The Alliance recently added a virtual primary care provider as well. “We know that younger patients gravitate toward online care, and it’s worked very well with mental health issues, but it must be the right kind of virtual care,” Kambitsi insists, “not just a nurse line or telehealth that sends people elsewhere.”

Better cost management

It takes a team effort to design plans, notes Dan Hounchell, vice president of product management at Dean Health Plan, a private HMO in Dane County.

“We collaborate with employer-customers that look at cost saving opportunities through better chronic condition management, better leveraging of our care management and disease management programs, and we’re always looking to explore new solutions and innovations to see if there are specific initiatives around employee populations that we can put in place. We work hand in hand with SSM Health, which helps us understand the issues around costs and access.”

But whether self-funded or fully insured, prices continue rising. Health care is a significant expense and difficult to manage from a cost perspective, Hounchell notes, while employers try to provide the best benefits possible to be competitive so they can attract and retain the best talent.

Post COVID, Dean has seen increased utilization in areas like mental health, made worse for many by economic inflationary factors, Hounchell says, exacerbating the problem for employers.

Meanwhile, employers are looking for health plans that combine traditional primary care, virtual solutions, and home health in innovative ways to help control costs and improve access, Hounchell explains. As an example, Dean has provided school-employee wellness clinics or enhanced primary care offerings bundled with a near-site clinic to an employer, virtual-care services, wellness services, and at-home care when appropriate.

During the pandemic, consumers also were exposed to more on-demand and at-home virtual care. Bundling benefits was one way to create better access and more predictable cost sharing for members, allowing consumers to be more engaged in their own health care, Hounchell explains.

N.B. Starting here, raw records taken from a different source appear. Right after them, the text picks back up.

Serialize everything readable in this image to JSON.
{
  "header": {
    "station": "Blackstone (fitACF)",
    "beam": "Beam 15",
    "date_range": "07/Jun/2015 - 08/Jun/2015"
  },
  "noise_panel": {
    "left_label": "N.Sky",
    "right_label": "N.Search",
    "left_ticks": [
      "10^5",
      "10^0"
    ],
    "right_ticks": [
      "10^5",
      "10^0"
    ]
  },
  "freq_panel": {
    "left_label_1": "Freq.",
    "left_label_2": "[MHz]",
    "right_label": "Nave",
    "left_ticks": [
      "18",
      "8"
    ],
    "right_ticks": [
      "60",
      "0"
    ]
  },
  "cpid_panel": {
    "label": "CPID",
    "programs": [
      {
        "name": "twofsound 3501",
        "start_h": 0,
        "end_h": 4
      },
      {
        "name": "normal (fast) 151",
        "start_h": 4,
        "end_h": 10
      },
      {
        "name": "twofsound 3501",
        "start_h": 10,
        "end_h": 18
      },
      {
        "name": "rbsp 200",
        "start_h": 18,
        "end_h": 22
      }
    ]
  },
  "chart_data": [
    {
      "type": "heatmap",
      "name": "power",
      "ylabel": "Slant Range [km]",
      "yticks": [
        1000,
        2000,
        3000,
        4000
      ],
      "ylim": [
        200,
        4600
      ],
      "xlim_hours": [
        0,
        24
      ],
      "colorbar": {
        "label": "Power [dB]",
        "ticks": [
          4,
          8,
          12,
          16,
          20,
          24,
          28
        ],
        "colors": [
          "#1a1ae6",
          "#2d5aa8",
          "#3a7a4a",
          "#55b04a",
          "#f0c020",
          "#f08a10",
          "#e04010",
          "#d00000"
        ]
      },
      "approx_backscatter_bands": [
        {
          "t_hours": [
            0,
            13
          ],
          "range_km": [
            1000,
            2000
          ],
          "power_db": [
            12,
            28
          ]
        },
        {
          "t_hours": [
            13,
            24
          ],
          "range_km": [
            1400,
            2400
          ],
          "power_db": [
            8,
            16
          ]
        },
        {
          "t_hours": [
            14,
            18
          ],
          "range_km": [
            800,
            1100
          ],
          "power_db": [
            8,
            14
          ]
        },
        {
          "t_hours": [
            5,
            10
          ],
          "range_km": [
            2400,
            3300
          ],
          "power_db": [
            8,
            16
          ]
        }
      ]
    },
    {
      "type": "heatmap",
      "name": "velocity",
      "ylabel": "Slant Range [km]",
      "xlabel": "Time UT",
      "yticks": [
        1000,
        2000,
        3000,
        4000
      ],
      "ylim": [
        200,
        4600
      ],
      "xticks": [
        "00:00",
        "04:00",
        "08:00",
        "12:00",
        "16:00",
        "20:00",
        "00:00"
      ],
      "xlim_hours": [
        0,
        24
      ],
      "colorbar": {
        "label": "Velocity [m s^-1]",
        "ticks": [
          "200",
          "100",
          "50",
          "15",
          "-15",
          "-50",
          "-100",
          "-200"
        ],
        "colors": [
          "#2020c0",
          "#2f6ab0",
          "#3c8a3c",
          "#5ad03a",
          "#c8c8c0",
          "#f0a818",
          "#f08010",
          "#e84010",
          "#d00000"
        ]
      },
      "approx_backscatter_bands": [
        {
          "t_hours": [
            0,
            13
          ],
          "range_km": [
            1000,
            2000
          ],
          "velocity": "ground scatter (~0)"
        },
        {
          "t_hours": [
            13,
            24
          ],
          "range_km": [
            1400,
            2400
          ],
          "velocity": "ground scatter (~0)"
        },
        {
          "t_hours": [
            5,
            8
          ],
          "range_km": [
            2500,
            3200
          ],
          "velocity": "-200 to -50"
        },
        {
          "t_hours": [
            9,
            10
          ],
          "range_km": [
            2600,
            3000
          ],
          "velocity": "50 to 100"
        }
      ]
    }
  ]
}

Plan design at Dean is a 12-to-18-month process involving the product team, input from brokers, agents, employers, and data collected from its health services and customer service teams. “We take all of those inputs and slowly work toward the best benefit design that’s affordable for the employer. At the end of the day though, the paying customer has the final say.”

Shoppable procedures

On any given day, Dr. Nicole Hemkes champions the benefits of direct primary care and Advocate MD, her independent medical practice that has two offices currently and third in the works.

Employers and individuals need to understand that much of health care is shoppable, she explains. “If you’re having a heart attack or stroke, or you have cancer, you’re obviously going to the nearest hospital. Those things can’t be shopped.”

But procedures like X-rays, MRIs, or elective surgeries can vary tremendously in cost. “We help patients find the cash costs,” Hemkes states. “A thyroid biopsy in a major health system might cost $5,000, but with DPC, the entire procedure may cost less than $500. That’s just one example. Most people are willing to drive 90-minutes down the road to save $4,500.”

Madison is a challenging market, Hemkes admits. “There’s a monopoly of HMOs and sometimes the HMOs give large employers very good deals on premiums, but downstream costs for things like chemotherapy or knee or hip replacements are shifted back into the system. That’s where they make their money.”

Since opening in 2018, Advocate MD’s membership costs, which are based on age, have remained steady. The highest monthly rate, for someone over 60, is $111, and family discounts are offered. The business has clinics in east Madison and Middleton, four doctors, and 22 companies on board ranging from five to 100 employees. With plenty of capacity for more clients, Hemkes hopes larger companies will begin to explore the benefits of DPC.

“We take care of 90% of health issues people see their primary care physicians for and offer immediate or near-immediate access to care with the exception of X-rays, ultrasound, and medications. We try to offer as much as possible without referrals, and as physicians, we get to know our patients and they get to know us.”